The alarming side effect of this type of investment is the commodification of land and the marginalisation of communities that rely on it. Wherever the Siva Group and its like go, they secure title to vast parcels of land by any means necessary – often without the meaningful consent of the affected communities. They then leverage these landholdings for cash and credit to turn still more deals.
Governments have so far done little, if anything to protect their people from this new wave of predatory investment. Their efforts have focussed more on providing investors with safeguards and incentives, while proposing only voluntary guidelines to keep corporate responsibility in check. The door is thus wide open for financial players like Sivasankaran to grab lands and make quick profits, undermining food systems and the livelihoods of farmers in the process.

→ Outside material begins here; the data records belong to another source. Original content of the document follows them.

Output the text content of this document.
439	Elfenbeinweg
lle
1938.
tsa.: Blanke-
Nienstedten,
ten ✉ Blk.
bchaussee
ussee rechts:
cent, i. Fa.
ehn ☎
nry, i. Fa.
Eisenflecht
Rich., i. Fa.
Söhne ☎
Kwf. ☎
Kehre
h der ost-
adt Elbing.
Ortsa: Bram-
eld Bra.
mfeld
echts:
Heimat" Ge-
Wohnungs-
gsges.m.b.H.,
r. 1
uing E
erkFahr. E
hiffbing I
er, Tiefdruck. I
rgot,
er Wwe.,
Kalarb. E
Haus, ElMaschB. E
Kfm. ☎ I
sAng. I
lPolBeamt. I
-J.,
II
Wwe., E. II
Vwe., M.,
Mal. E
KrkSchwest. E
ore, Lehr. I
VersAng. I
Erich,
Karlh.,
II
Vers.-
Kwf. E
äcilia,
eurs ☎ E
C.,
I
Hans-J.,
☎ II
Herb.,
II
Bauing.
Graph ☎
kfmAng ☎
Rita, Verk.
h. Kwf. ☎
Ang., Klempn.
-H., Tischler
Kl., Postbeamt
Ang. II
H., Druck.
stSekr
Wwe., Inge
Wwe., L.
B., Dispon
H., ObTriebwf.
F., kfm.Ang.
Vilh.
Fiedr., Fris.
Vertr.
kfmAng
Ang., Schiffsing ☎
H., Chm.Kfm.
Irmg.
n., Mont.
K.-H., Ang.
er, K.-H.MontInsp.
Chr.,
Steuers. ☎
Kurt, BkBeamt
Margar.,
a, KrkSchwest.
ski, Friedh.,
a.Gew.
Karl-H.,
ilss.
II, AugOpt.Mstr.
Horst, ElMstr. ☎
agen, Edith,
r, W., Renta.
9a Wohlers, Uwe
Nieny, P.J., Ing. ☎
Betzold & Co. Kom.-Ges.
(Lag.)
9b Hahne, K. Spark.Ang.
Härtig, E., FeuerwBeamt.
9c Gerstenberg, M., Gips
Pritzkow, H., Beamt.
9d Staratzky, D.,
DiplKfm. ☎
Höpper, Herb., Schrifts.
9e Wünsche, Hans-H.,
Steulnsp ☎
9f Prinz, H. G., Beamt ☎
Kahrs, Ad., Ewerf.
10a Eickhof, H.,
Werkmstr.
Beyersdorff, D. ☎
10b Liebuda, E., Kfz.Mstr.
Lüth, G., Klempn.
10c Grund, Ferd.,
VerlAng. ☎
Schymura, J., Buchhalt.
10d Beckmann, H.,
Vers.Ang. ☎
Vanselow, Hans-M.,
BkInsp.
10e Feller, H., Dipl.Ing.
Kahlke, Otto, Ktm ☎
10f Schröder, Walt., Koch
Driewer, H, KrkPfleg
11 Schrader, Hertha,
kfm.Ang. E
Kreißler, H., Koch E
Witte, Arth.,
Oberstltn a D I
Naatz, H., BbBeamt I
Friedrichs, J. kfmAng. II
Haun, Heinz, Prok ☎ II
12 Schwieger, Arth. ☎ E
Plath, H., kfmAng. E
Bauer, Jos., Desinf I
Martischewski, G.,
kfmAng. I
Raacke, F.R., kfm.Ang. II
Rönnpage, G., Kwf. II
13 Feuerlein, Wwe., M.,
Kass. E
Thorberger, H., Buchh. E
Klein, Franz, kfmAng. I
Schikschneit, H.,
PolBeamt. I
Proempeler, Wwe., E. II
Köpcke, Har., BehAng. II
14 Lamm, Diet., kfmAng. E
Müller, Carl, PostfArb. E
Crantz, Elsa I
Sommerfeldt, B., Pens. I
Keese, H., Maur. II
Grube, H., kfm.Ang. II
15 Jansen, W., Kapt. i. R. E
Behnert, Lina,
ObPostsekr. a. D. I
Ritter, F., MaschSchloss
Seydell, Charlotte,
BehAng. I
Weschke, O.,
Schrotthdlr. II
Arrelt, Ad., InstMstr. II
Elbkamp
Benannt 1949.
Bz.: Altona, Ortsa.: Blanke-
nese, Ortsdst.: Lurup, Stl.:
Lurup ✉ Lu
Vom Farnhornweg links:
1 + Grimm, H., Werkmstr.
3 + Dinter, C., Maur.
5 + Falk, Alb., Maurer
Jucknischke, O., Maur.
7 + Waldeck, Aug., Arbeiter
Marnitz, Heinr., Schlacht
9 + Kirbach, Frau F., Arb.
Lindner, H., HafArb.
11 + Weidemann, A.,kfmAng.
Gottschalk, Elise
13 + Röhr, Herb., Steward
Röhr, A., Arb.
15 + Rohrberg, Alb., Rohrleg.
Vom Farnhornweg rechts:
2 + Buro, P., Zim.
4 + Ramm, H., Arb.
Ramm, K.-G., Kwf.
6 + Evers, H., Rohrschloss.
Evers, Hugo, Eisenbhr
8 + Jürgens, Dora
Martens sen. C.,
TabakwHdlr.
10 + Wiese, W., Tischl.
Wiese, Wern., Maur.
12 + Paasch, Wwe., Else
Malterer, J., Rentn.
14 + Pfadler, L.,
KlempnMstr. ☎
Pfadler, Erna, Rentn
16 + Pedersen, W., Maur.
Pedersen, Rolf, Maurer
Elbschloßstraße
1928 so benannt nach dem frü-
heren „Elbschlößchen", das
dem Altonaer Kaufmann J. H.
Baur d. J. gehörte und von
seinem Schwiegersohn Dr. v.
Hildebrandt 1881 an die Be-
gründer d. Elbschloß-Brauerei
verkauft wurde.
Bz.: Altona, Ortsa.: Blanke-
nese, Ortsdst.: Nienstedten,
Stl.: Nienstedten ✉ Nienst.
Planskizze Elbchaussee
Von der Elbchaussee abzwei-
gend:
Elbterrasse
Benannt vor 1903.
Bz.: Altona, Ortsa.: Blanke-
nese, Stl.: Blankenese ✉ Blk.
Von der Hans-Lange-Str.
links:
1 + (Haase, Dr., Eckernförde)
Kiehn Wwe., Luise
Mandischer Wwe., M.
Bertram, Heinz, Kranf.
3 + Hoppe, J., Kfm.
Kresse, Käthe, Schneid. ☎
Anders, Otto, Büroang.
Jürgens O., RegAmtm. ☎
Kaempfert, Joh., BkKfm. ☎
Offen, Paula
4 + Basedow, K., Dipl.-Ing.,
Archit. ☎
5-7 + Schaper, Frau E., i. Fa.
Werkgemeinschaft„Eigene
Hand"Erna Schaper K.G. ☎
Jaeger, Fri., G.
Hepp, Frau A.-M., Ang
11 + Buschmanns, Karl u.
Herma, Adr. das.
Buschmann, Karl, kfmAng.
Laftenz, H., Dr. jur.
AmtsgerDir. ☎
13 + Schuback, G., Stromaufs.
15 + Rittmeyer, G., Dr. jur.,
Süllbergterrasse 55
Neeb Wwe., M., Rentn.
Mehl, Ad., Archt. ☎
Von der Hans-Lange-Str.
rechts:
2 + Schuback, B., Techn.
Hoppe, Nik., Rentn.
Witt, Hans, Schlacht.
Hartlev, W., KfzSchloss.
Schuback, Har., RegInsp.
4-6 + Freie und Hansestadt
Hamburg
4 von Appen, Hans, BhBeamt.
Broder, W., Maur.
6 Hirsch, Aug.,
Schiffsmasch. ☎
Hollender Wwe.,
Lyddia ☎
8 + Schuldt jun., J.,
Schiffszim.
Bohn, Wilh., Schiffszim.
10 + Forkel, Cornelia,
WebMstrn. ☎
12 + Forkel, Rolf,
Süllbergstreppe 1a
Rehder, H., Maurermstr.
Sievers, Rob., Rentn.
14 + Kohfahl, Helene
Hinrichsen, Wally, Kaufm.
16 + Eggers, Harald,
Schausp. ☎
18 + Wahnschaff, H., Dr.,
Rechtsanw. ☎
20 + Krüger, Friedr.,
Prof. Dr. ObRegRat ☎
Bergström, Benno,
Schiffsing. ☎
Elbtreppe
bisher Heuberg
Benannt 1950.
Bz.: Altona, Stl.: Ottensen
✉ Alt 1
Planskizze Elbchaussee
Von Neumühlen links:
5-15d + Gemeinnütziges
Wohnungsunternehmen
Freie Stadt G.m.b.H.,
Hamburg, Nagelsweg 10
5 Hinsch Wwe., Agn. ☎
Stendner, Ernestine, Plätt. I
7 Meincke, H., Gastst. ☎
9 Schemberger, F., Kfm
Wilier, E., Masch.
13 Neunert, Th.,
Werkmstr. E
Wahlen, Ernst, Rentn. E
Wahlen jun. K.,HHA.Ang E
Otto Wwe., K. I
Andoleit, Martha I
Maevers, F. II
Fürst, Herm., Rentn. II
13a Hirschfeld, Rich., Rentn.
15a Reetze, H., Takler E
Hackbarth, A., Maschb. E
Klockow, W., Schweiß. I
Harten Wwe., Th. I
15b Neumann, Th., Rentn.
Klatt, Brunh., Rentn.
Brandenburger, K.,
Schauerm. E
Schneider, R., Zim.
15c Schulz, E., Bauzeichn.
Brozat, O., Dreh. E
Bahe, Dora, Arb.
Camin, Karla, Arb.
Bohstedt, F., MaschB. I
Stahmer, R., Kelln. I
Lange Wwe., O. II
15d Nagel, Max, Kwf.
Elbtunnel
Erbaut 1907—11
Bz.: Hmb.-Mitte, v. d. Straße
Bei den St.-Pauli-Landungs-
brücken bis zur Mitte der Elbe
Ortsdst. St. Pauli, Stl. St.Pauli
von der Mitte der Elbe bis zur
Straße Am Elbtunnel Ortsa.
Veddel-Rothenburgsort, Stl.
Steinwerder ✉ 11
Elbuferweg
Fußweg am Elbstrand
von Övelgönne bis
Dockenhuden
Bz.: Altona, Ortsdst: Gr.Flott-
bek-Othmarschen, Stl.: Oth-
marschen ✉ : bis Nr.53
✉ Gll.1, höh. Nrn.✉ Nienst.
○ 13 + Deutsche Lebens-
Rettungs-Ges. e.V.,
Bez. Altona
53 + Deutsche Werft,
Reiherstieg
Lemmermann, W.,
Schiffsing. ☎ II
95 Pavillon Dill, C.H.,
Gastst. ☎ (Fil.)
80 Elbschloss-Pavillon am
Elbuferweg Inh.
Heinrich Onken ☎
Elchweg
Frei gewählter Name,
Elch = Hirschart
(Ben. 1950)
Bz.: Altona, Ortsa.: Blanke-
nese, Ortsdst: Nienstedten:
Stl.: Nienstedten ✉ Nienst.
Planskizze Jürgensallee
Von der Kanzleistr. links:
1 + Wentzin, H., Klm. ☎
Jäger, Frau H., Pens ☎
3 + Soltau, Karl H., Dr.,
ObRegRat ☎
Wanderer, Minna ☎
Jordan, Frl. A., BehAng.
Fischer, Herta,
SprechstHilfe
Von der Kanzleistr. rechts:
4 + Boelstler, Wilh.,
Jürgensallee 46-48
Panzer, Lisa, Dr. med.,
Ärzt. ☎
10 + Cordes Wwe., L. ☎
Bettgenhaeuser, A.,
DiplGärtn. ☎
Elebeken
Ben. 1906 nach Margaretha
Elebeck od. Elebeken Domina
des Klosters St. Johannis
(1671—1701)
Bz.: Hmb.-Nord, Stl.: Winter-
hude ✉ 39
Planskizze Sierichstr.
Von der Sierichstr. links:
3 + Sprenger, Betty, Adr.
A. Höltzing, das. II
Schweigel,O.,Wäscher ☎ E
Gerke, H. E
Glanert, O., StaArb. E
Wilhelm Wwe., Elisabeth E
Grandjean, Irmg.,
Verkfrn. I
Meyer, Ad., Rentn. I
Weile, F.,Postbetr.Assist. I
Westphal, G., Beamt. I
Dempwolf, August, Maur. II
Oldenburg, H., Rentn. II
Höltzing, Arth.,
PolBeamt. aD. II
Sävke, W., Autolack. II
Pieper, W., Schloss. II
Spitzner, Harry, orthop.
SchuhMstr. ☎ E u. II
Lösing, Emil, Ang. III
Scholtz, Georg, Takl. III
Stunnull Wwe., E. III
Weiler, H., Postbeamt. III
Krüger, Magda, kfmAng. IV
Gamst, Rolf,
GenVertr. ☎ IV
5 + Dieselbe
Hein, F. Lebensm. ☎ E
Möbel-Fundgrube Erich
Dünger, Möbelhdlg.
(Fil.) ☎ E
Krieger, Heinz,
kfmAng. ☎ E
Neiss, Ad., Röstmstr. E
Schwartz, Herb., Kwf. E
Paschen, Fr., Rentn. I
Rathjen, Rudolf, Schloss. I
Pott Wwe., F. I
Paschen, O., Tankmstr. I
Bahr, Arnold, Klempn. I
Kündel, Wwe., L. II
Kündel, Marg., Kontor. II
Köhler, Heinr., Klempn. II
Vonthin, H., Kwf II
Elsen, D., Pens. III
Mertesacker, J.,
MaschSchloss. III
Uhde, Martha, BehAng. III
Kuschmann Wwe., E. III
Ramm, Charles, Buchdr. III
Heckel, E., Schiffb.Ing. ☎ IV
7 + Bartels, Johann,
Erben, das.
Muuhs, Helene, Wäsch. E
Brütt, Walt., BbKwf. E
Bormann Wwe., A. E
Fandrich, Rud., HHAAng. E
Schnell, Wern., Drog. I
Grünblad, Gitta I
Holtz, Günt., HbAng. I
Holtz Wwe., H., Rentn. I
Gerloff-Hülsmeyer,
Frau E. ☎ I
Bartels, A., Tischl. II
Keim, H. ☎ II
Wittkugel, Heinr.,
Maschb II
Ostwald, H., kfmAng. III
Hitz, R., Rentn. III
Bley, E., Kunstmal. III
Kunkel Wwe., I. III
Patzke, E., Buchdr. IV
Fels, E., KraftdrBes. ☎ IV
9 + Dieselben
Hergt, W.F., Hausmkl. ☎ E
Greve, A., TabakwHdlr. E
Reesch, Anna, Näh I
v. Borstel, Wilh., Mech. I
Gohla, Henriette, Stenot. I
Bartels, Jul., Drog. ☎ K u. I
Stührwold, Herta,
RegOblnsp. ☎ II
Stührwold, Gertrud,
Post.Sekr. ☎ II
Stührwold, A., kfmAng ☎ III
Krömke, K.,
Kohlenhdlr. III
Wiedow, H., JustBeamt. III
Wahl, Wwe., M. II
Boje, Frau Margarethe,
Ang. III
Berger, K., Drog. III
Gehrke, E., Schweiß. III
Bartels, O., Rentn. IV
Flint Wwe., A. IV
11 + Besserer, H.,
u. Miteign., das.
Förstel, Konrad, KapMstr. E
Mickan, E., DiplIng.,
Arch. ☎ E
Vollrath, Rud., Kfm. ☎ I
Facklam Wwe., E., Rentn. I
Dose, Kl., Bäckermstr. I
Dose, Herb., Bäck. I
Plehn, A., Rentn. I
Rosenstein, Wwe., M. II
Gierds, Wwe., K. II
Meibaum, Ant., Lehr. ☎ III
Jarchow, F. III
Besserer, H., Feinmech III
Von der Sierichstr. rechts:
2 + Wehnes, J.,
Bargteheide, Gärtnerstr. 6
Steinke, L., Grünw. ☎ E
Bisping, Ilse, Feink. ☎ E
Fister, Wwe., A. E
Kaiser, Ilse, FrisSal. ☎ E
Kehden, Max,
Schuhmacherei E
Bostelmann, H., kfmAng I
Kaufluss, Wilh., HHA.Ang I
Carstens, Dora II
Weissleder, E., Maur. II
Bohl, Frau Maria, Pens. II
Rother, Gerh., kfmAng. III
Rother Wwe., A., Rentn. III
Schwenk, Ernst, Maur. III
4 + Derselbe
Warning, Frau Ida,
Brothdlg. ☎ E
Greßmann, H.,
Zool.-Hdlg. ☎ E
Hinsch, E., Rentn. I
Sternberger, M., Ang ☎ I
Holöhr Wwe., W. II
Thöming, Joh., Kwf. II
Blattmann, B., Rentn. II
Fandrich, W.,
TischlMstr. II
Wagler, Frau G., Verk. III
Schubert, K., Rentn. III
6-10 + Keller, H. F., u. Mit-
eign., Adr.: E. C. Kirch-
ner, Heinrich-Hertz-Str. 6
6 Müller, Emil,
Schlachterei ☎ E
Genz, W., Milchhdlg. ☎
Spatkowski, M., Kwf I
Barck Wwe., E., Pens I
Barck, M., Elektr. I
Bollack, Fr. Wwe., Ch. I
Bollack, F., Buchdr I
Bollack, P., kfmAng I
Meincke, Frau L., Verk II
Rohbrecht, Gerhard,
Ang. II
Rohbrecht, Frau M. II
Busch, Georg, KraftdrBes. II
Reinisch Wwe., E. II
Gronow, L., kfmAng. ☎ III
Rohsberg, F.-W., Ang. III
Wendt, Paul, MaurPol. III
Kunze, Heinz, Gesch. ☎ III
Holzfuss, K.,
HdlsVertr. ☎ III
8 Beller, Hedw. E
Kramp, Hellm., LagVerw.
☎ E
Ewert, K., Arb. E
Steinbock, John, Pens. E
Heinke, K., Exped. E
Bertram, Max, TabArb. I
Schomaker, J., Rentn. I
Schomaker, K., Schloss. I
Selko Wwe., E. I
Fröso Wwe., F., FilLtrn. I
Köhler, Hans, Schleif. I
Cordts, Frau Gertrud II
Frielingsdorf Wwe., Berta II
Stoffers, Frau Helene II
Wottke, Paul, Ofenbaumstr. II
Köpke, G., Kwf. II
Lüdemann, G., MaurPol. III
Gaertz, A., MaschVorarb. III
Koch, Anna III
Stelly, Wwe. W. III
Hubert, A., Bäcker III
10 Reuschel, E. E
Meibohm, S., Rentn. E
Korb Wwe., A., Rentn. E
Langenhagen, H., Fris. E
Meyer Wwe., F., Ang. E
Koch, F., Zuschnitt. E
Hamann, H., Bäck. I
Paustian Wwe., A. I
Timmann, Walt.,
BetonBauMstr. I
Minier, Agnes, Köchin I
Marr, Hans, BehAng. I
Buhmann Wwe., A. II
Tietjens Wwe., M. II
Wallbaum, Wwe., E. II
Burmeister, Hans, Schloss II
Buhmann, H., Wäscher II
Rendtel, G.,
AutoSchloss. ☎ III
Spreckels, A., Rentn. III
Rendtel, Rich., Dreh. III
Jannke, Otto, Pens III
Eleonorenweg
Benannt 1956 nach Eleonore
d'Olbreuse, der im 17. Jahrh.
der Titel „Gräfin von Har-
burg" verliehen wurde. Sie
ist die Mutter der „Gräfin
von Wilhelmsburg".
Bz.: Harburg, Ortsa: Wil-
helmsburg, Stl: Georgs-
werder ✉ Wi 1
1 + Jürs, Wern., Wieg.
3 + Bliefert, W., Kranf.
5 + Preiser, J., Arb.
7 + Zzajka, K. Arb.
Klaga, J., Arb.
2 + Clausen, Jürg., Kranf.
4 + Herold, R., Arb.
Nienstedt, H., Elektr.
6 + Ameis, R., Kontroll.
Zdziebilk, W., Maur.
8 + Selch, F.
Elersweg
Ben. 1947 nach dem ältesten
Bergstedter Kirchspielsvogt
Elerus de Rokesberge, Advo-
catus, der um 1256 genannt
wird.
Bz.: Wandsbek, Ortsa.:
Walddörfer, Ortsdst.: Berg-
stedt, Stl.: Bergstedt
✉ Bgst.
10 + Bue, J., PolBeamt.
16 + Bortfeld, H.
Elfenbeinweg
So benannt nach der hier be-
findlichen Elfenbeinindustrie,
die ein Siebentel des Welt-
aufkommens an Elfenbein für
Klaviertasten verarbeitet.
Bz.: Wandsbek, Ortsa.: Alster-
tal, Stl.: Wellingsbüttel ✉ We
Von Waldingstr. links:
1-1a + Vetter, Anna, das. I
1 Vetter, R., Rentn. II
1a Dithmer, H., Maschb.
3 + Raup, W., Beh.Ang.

PLAYING THE COMMODITIES SUPERCYCLE
Sivasankaran made his fortune, estimated at US$4 billion, from mobile phone networks, broadband internet services, and sales of discounted PCs in India. But these days he's more concerned with commodities.
He believes in a commodities supercycle, in which population and economic growth will drive increasing demand for natural resources and agricultural commodities, pushing up global prices. And he thinks Africa will be the main source of raw and processed materials to feed this growing demand. So that's where he's pouring most of his money – buying up shipping lines, oil and gas reserves, mines and plantations.1 [2]
When it comes to agriculture, Sivasankaran's bought up olive farms in Argentina's Catamarca Province and started contract gherkin production in India, but his main focus is palm oil.2 [3] As the world's cheapest vegetable oil, it is always in high demand to produce such things as processed foods, cosmetics and biofuels. Demand is particularly strong in Sivasankaran's home country, India, which, in a mere decade and a half, has gone from being a marginal consumer to the world's largest palm oil market.3 [4]
Sivasankaran began investing in oil palm plantations shortly after the food price crisis of 2007-8. He started by buying shares in several Indian vegetable oil processing companies, like Ruchi Soya and KS Oils, that were making forays into oil palm plantations. Then he set up his own oil palm company and got decidedly more involved.